There’s more out of the Atlantic Division:

  • Celtics president of basketball operations Danny Ainge speeded up the rebuilding process by making 19 trades since coach Brad Stevens was hired in July of 2013, writes Chris Forsberg of ESPN.com. Forsberg analyzes all 19 deals and finds that Ainge got at least equal value in return every time.
  • A coaching change in Philadelphia would be a mistake, argues Marcus Hayes of The Philadelphia Daily News. Hayes states that Brett Brown can’t be judged fairly until Joel Embiid has time to develop his game, the minutes restrictions are lifted on Embiid and Jahlil Okafor and the Sixers acquire a decent starting point guard.
  • Jakob Poeltl and fellow rookie Pascal Siakam have already been used as starters by the Raptors, notes Spencer Davies of Amicohoops. It’s a unique position for young players to get that opportunity on a team coming off the conference finals, and Poeltl addresses that topic in a wide-ranging interview. “It’s great for us to be out there and get the chance to learn,” he said. “Obviously, we had some injury problems — like, that played into it — but it’s great for [coach Dwane Casey] to be like, ‘Okay you know, I’ll give these young guys a chance. Let’s see what they’ve got.’ I think that shows a lot about him.”

Eastern Notes: Brown, Smith, Hawes

If the Sixers continue to lose games at their current rate, team executive Bryan Colangelo could press ownership to fire coach Brett Brown, Bob Brookover of The Philadelphia Inquirer writes. With the team winless to start the season despite the presence of center Joel Embiid, Brown may end up shouldering the blame for the team’s woes now that former GM Sam Hinkie is gone, the scribe adds. “Yeah, I’m aware of it,” Brown said regarding the added pressure to win this season. “I’m not young anymore. I come in here and I do my job. I know what we do at practice. I know what goes on behind the scenes. I know the preparation we put into about everything.
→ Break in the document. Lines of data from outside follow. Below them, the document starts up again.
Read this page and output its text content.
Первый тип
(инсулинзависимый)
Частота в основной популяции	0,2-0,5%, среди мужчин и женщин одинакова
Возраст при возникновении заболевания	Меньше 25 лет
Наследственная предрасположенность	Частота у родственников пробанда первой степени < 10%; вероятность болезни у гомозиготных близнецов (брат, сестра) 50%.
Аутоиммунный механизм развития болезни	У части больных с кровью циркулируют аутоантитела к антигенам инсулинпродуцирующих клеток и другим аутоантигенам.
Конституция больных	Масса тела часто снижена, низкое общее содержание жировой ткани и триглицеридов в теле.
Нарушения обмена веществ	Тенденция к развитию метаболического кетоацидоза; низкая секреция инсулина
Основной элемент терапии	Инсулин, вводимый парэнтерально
Here’s more from the Eastern Conference:

  • J.R. Smith, who signed a four-year deal with the Cavaliers this offseason, wants to remain in Cleveland for the rest of his NBA career and beyond, Jason Lloyd of The Akron Beacon Journal writes. “It makes no sense to go anywhere else,” Smith said. “To get treated the way we get treated here from the people, from the police, from everybody. There’s nothing but love here. I couldn’t imagine going anywhere else.”
  • The Knicks are a team rife with dysfunction after just six games this season and much of the blame should fall on team president Phil Jackson, Mike Vaccaro of The New York Post opines. The Post scribe calls out the executive for his stubborn insistence on running the triangle despite the players not buying into the system, as well as his puzzling decision to install assistant coach Kurt Rambis as the “defensive coordinator” despite him being an offensive specialist by trade and not having had success as a head coach in the NBA.
  • Hornets coach Steve Clifford is raving about Spencer Hawes‘ basketball IQ, something the player admits he has to rely on given that he is not an elite athlete, Rick Bonnell of The Charlotte Observer relays. “It’s his IQ. He understands basketball and has such a feel for the game. And he has a terrific skill level,” Clifford said. “He had 11 defensive rebounds [against the Pacers]. He’s always been a pretty good defensive rebounder, even for a center. He brings intelligence to the court every time he plays, which is important.”
  • The Pacers are struggling on the defensive end, something head coach Nate McMillan chalks up to the team’s new personnel not having great chemistry with one another yet, Mark Montieth of NBA.com writes. “The offense normally is ahead of the defense when you start out,” McMillan said. “Most of the guys, that’s how they got here, their offensive skills. Defense requires you to commit, not only individually but collectively.”